Из чего ты можешь сделать вывод, будто справедливость — одушевленное существо? — (10) «Она оказывает действие, приносит пользу, обладает движением, а обладающее им есть одушевленное существо». — Это было бы правильно, если бы она обладала самодвижением; но справедливость движима не самою собой, а душою. (11) Всякое живое существо до самой смерти остается тем же, чем появилось на свет; человек, покуда не умрет, остается человеком, лошадь — лошадью, собака — собакой, и перейти одно в другое не может. Справедливость — то есть душа в неком состоянии — существо одушевленное. Что же, поверим! Далее, одушевленное существо есть и храбрость — также душа в неком состоянии. Какая душа? Та же, которая только что была справедливостью? Одушевленные существа остаются, чем были, им не дано превратиться в другое существо и положено пребывать в том же виде, в каком они появились на свет. (12) Кроме того, одна душа не может принадлежать двум существам, а тем более — многим. Если справедливость, мужество, умеренность и все прочие добродетели — одушевленные существа, как же может быть у них одна душа на всех? Нужно, чтобы у каждой была своя, — или же они не будут одушевленными существами. (13) Одна тело не может принадлежать многим существам, — это и наши противники признают. Но что есть тело справедливости? Душа! А тело мужества? Опять-таки душа! Не может быть у двух существ одно тело. — (14) «Но одна и та же душа переходит из состояния в состояние, становясь то справедливостью, то мужеством, то умеренностью». — Могло бы быть и так, если бы душа, став справедливостью, переставала быть мужеством, став мужеством, переставала бы быть умеренностью; но ведь все добродетели пребывают одновременно. Так как же могут они быть отдельными существами, если душа одна и не может стать больше чем— одним существом? (15) И потом, ни одно одушевленное существо не бывает частью другого, справедливость же — часть души и, следовательно, не есть одушевленное существо.

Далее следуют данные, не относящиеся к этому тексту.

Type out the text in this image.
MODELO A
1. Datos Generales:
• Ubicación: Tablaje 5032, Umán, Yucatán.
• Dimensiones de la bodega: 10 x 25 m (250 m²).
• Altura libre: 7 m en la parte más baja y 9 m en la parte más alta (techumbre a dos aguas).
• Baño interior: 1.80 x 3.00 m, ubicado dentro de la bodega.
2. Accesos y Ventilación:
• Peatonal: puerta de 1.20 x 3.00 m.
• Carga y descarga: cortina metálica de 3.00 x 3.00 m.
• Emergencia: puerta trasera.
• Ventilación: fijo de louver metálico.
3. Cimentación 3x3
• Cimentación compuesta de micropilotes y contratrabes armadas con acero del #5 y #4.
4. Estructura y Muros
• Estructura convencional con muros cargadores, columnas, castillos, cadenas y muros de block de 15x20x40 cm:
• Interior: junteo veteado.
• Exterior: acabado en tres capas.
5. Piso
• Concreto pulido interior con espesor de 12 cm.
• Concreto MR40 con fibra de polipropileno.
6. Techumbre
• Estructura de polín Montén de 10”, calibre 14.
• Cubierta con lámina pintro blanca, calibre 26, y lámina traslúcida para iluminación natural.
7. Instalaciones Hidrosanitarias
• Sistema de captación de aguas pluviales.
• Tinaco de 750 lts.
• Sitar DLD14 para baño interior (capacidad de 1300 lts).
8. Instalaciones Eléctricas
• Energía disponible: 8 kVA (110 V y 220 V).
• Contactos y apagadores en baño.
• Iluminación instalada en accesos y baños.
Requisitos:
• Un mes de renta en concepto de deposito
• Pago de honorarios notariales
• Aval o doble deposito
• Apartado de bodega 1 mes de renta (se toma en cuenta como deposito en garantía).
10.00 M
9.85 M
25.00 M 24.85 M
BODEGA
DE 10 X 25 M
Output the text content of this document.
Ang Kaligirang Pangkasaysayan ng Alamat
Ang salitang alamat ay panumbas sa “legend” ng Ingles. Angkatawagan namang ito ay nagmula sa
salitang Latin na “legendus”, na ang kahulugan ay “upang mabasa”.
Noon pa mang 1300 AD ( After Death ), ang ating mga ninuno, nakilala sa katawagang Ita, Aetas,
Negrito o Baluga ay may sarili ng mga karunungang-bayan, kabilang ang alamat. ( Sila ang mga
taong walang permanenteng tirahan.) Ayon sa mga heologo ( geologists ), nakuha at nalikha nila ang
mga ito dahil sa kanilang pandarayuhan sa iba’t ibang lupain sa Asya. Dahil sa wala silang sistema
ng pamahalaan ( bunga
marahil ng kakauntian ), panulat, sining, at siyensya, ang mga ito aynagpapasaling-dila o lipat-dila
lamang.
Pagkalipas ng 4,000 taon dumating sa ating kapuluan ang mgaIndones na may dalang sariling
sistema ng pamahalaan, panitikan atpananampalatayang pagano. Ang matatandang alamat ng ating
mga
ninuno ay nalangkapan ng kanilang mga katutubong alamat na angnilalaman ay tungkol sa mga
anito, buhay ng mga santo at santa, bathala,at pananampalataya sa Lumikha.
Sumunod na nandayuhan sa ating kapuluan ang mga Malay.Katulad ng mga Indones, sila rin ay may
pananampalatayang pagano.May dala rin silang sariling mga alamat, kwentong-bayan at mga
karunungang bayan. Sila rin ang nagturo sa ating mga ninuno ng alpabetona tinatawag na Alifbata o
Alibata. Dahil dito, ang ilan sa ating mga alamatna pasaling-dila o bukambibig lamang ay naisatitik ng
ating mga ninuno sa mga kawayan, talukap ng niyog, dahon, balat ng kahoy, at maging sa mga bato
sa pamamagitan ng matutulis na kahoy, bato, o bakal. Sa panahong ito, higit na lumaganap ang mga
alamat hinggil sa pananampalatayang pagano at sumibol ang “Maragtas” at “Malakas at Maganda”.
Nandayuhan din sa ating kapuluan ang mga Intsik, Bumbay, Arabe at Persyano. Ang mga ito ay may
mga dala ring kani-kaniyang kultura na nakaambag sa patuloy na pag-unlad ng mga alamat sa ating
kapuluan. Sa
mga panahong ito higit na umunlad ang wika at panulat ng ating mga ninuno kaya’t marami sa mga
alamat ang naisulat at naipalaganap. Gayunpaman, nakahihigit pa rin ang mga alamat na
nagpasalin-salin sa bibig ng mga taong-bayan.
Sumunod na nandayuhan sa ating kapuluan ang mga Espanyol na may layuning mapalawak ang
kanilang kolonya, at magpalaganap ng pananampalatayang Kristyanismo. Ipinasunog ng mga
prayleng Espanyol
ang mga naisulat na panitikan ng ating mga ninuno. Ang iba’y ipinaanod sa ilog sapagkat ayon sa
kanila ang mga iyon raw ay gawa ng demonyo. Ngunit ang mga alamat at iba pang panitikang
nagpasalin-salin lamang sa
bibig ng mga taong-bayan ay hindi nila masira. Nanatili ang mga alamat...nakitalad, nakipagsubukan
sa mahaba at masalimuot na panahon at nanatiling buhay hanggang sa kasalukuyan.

Мне кажется, я напрасно трачу силы, доказывая вещи общепризнанные. Тут скорее уместно негодование, а не спор. Ни одно существо не бывает во всем подобно другому. Осмотри всё и вся: каждое тело имеет и свой цвет, и свои очертанья, и свою величину. (16) В числе причин, по которым удивителен разум божественного создателя, я полагаю и ту, что среди такого обилия вещей он ни разу не впал в повторенье: ведь даже на первый взгляд похожее оказывается разным, если сравнить. Сколько создал он разновидностей листьев — и у каждой свои особые приметы, сколько животных — и ни одно не сходствует[2] с другим полностью, всегда есть различия. Он сам от себя потребовал, чтобы разные существа были и не похожи, и не одинаковы. А добродетели, по вашим же словам, все равны: значит, они не могут быть одушевленными существами.
(17) Кроме одушевленного существа, ничто не может действовать само собою; но добродетель сама собою и не действует — ей нужен человек. Все существа делятся на разумных, как человек и боги, и неразумных, как звери и скоты; добродетели непременно разумны, но притом и не боги и не люди; значит, они не могут быть одушевленными существами. (18) Всякое разумное существо, чтобы действовать, должно быть сперва раздражено видом какой-либо вещи, затем почувствовать побужденье двинуться, которое наконец подтверждается согласием. Что это за согласие, я скажу. Мне пора гулять; но пойду я гулять только после того, как скажу себе об этом, а потом одобрю свое мнение. Пора мне сесть — но сяду я только после этого. Такого согласия добродетель не знает. (19) Представь себе, к примеру, разумность; как может она дать согласие: «пора мне гулять»? Этого природа не допускает: разумность предвидит для того, кому принадлежит, а не для себя самой. Ведь она не может ни гулять, ни сидеть; значит, согласия она не знает, а без согласия нет и разумного существа. Если добродетель — существо, то существо разумное; но она не принадлежит к разумным, а значит, и к одушевленным существам. (20) Если добродетель — одушевленное существо, а всякое благо есть добродетель, значит, всякое благо — одушевленное существо. Наши это и признают. Спасти отца — благо, внести в сенате .разумное предложение — благо, решить дело по справедливости благо; значит, и спасенье отца — одушевленное существо, и разумно высказанное предложение — одушевленное существо. Тут дело заходит так далеко, что нельзя не засмеяться. Предусмотрительно промолчать — благо, хорошо поужинать — благо, значит, и молчанье, и ужин — одушевленные существа!